Hong Kong's pro-democracy lawmakers Wednesday accepted an invitation by Beijing to attend a meeting with senior Chinese officials ahead of a major democracy protest, saying it was a welcome chance to exchange views on the city's hotly debated democratic reforms. As of Wednesday, about eight of the 19 opposition lawmakers invited had agreed to cross the border Friday to meet with Qiao Xiaoyang, deputy secretary-general of the Chinese legislature's standing committee, and other top Chinese officials.

The meeting, which will take place in the southern Chinese boom town of Shenzhen, will come just two days ahead of a large-scale rally for democracy planned for Sunday in Hong Kong.

The meeting could help portray China as willing to listen to Hong Kong's aspirations for democracy, thus deflating momentum for the kinds of public marches that antagonize Beijing's communist leaders. Opposition lawmaker Emily Lau, who will attend the meeting, said the lawmakers have accepted the invitation even though some see it as simply a tactic to reduce the turnout for Sunday's march.

"Communication is something we've always agreed on. And if (Qiao) says negative things, he would even help boost the march turnout," she said.

The turnout at Sunday's march will be widely watched and is expected to be an important indicator of popular sentiment toward full democracy.

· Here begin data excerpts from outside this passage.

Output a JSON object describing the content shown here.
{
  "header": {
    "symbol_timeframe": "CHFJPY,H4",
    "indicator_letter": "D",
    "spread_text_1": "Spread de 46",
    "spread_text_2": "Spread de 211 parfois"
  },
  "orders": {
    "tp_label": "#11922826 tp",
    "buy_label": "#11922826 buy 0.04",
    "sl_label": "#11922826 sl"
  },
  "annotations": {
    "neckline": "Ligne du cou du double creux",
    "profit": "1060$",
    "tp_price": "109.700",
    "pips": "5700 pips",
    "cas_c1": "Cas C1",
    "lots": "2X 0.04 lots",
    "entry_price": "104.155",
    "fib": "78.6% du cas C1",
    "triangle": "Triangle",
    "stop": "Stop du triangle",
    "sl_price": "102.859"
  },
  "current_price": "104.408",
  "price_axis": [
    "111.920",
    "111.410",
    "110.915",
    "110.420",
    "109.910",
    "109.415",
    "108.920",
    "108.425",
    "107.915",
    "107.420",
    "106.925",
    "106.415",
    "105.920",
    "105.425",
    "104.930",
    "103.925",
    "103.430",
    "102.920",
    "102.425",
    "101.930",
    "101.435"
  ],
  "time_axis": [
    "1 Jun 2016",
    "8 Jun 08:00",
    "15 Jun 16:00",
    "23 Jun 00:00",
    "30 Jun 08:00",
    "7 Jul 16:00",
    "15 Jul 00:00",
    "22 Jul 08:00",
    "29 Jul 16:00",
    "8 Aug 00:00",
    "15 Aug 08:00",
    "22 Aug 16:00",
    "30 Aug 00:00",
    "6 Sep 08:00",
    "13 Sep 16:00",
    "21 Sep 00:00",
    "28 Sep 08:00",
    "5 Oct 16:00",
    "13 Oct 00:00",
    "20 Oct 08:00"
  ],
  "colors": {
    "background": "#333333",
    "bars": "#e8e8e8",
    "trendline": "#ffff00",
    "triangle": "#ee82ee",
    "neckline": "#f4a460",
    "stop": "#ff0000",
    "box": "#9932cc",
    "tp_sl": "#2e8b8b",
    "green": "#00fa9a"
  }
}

Hong Kongers were promised democracy as an eventual goal when it returned to Chinese rule in 1997, but they pick only half of the legislature, with the rest chosen by special interest groups. A committee of 800 chooses the territory's political leader.

Beijing has ruled out direct elections for Hong Kong's next leader in 2007 or for all lawmakers in 2008, saying a quick move toward democracy would threaten political stability and the economy, reports the AP. I.L.